They would have hanged me with as little compunction as they would have drowned an excess kitten, but they felt no hatred for me as a murderer. Life was reckoned cheap in the cow country.

One morning Pete stuck his head between the bars of the calaboose. His long yellow teeth gleamed. "Your padre, he come," he said.

It was as if lightning went through me. I thought that Pete was poking more fun at me. He repeated, "Your padre, big fellow, he come."

I would rather have been taken out to the tree and hanged. I did not want to see my father. I had that picture of him lying at Shrieber's store burned into my mind. But I had also the memory of a hundred gentle things he had done, balancing the roughness of that last impression. I did not want him to see me in the pen with a Mexican standing guard over me. For the first time I felt sorry for the whole affair.

It was Chicken who had sent for him. Once in a fit of depression I had confided in him. We were out on night herd together. The thick breath of the hot evening weighed about us. The cattle had been restless, cracking their horns together, crowding and scuffling. We had bedded them down at last on the level prairie and there was that tremendous silence of the night which rests like the hush of death over the plains.

A storm was coming. We feared a stampede. Chicken and I sat on our horses, riding slowly around the cattle, singing to quiet them.

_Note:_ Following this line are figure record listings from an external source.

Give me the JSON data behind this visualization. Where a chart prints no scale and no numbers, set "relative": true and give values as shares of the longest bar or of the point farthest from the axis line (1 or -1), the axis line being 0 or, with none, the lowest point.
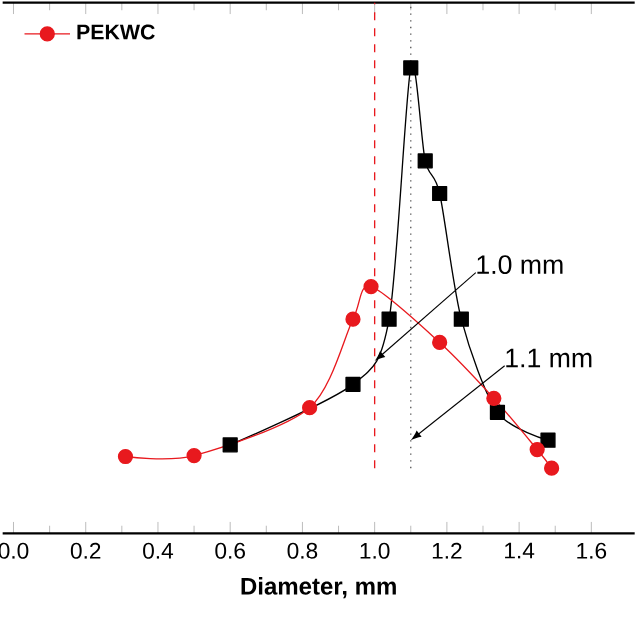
{
  "chart_data": {
    "type": "line",
    "xlabel": "Diameter, mm",
    "relative": true,
    "xlim": [
      -0.03,
      1.72
    ],
    "xticks": [
      {
        "value": 0.0,
        "label": "0.0"
      },
      {
        "value": 0.2,
        "label": "0.2"
      },
      {
        "value": 0.4,
        "label": "0.4"
      },
      {
        "value": 0.6,
        "label": "0.6"
      },
      {
        "value": 0.8,
        "label": "0.8"
      },
      {
        "value": 1.0,
        "label": "1.0"
      },
      {
        "value": 1.2,
        "label": "1.2"
      },
      {
        "value": 1.4,
        "label": "1.4"
      },
      {
        "value": 1.6,
        "label": "1.6"
      }
    ],
    "series": [
      {
        "color": "#000000",
        "marker": "square",
        "x": [
          0.6,
          0.94,
          1.04,
          1.1,
          1.14,
          1.18,
          1.24,
          1.34,
          1.48
        ],
        "values": [
          0.19,
          0.32,
          0.46,
          1.0,
          0.8,
          0.73,
          0.46,
          0.26,
          0.2
        ]
      },
      {
        "name": "PEKWC",
        "color": "#e8191e",
        "marker": "circle",
        "x": [
          0.31,
          0.5,
          0.82,
          0.94,
          0.99,
          1.18,
          1.33,
          1.45,
          1.49
        ],
        "values": [
          0.165,
          0.167,
          0.27,
          0.46,
          0.53,
          0.41,
          0.29,
          0.18,
          0.14
        ]
      }
    ],
    "ref_lines": [
      {
        "axis": "x",
        "value": 1.0,
        "color": "#e8191e",
        "line_style": "dashed"
      },
      {
        "axis": "x",
        "value": 1.1,
        "color": "#555555",
        "line_style": "dotted"
      }
    ],
    "annotations": [
      {
        "text": "1.0 mm",
        "x": 1.0,
        "y": 0.37
      },
      {
        "text": "1.1 mm",
        "x": 1.1,
        "y": 0.2
      }
    ],
    "legend": "top left",
    "grid": false
  }
}
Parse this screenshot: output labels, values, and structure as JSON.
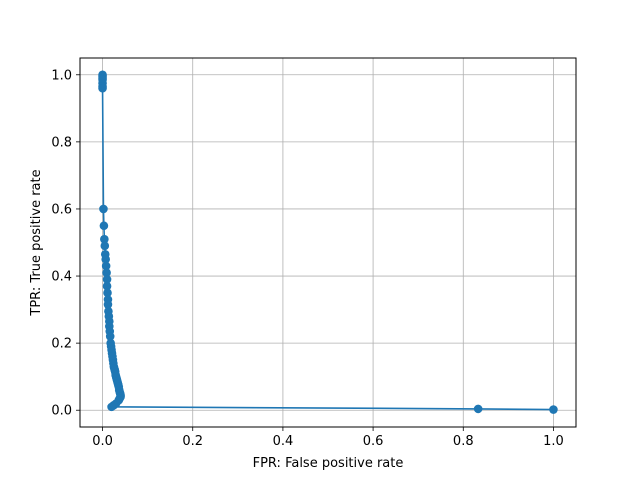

We began to hear the rolling boom of thunder. Lightning struck through the darkness, darting its uncanny flash about the horns of the steers.

I felt lonesome and homesick and full of premonitions. Often since the death of Jim Stanton I had thought of going back. I was tired of the isolation, of the ranges. I wondered about my father and my brothers. I wanted them to know if I died. This night I told Chicken to write to my father's people in Charleston, Va., if I should be killed.